John Walford

Personal information
- Full name: John Erskine Scott Walford MBE
- Born: 14 August 1899 Hanbury Mount, Worcestershire, England
- Died: 22 August 1961 (aged 62) Hammersmith, London, England
- Batting: Right-handed
- Bowling: Right-arm fast-medium
- Role: Bowler

Domestic team information
- 1930–1932: Army
- 1923–1930: Worcestershire
- First-class debut: 7 July 1923 Worcestershire v Sussex
- Last First-class: 29 June 1932 Army v Royal Air Force

Career statistics
| Competition | First-class |
| Matches | 11 |
| Runs scored | 198 |
| Batting average | 11.00 |
| 100s/50s | 0/0 |
| Top score | 31 |
| Balls bowled | 1031 |
| Wickets | 29 |
| Bowling average | 16.13 |
| 5 wickets in innings | 2 |
| 10 wickets in match | 0 |
| Best bowling | 6/27 |
| Catches/stumpings | 6/0 |
- Source: CricketArchive, 15 June 2008

= John Walford (cricketer) =

English cricketer

John Erskine Scott Walford MBE (14 August 1899 – 22 August 1961) was an English cricketer. A right-handed batsman and right-arm fast-medium bowler, he played 11 first-class matches between 1923 and 1932, six for Worcestershire and five for the British Army cricket team. He also represented the Egypt national cricket team.

==Biography==

Born in Hanbury Mount, Worcestershire, Walford made his debut for Worcestershire against Sussex in July 1923, although he did not get to bowl and made only 11 and 5 with the bat. Indeed, he played largely as a batsman that season, bowling only half a dozen overs in five matches and gaining no reward. He did however manage what was to remain his highest score when he hit 31 against Northamptonshire in his second match.

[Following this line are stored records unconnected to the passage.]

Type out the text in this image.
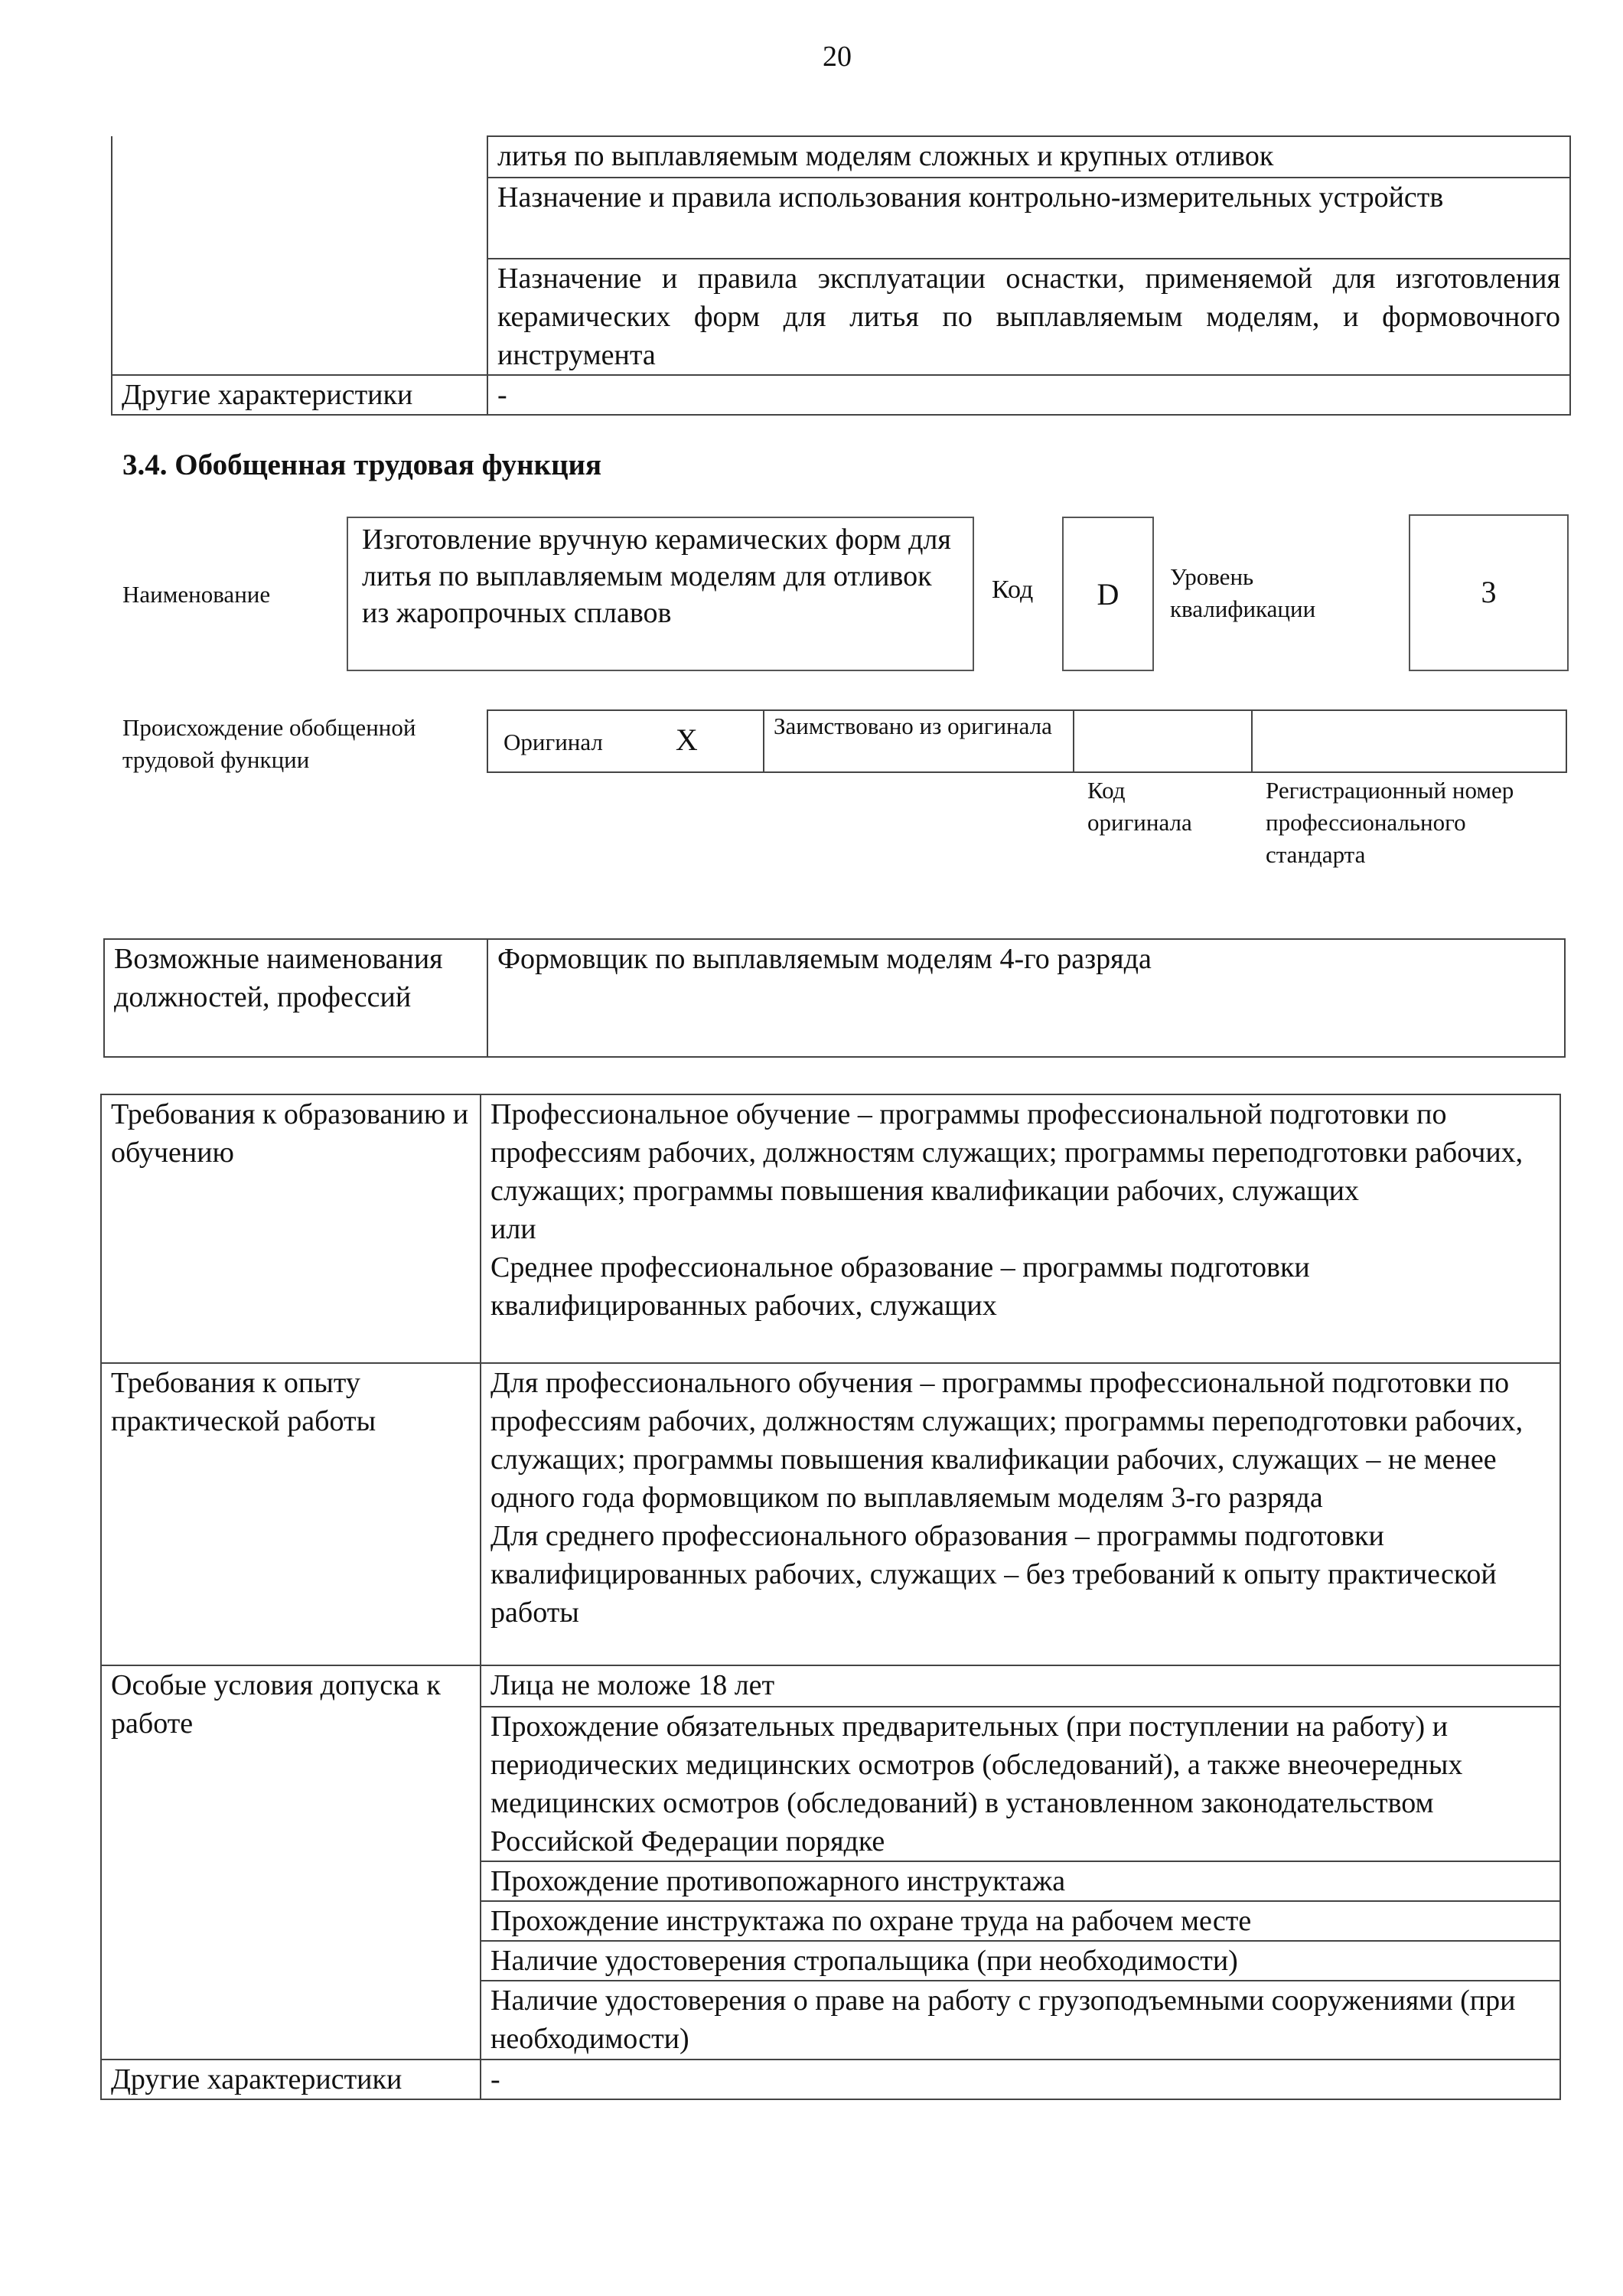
20
	литья по выплавляемым моделям сложных и крупных отливок
	Назначение и правила использования контрольно-измерительных устройств
	Назначение и правила эксплуатации оснастки, применяемой для изготовления керамических форм для литья по выплавляемым моделям, и формовочного инструмента
Другие характеристики	-
3.4. Обобщенная трудовая функция
Наименование
Изготовление вручную керамических форм для литья по выплавляемым моделям для отливок из жаропрочных сплавов
Код	D
Уровень квалификации	3
Происхождение обобщенной трудовой функции
Оригинал X	Заимствовано из оригинала		
Код оригинала
Регистрационный номер профессионального стандарта
Возможные наименования должностей, профессий	Формовщик по выплавляемым моделям 4-го разряда
Требования к образованию и обучению	Профессиональное обучение – программы профессиональной подготовки по профессиям рабочих, должностям служащих; программы переподготовки рабочих, служащих; программы повышения квалификации рабочих, служащих
или
Среднее профессиональное образование – программы подготовки квалифицированных рабочих, служащих

Требования к опыту практической работы	Для профессионального обучения – программы профессиональной подготовки по профессиям рабочих, должностям служащих; программы переподготовки рабочих, служащих; программы повышения квалификации рабочих, служащих – не менее одного года формовщиком по выплавляемым моделям 3-го разряда
Для среднего профессионального образования – программы подготовки квалифицированных рабочих, служащих – без требований к опыту практической работы

Особые условия допуска к работе	Лица не моложе 18 лет
	Прохождение обязательных предварительных (при поступлении на работу) и периодических медицинских осмотров (обследований), а также внеочередных медицинских осмотров (обследований) в установленном законодательством Российской Федерации порядке
	Прохождение противопожарного инструктажа
	Прохождение инструктажа по охране труда на рабочем месте
	Наличие удостоверения стропальщика (при необходимости)
	Наличие удостоверения о праве на работу с грузоподъемными сооружениями (при необходимости)
Другие характеристики	-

There then followed six years in which Walford played no first-class cricket, before he returned to play for the Army against the RAF at The Oval in July 1930. In the first innings of this match he claimed his first wicket, that of Ronald Sugden, and went on to take five more to finish with what would remain his career best of 6–27. (He also took two wickets in the second innings.)

In the next two years, he played four more times for the Army, and consistently took wickets, a notable performance being his 6–31 against the Marylebone Cricket Club (MCC) in August 1931. He also turned out one more time for Worcestershire, against Nottinghamshire in 1930.

His last first-class match was for the Army against the RAF in June 1932, after which he continued to play at lower levels. He played for the MCC against the Netherlands in 1937 and 1939 and against Ireland in 1939. Earlier that year, he played twice for Egypt against HM Martineau's XI. He died at Ravenscourt Park, Hammersmith, London a few days after his 62nd birthday.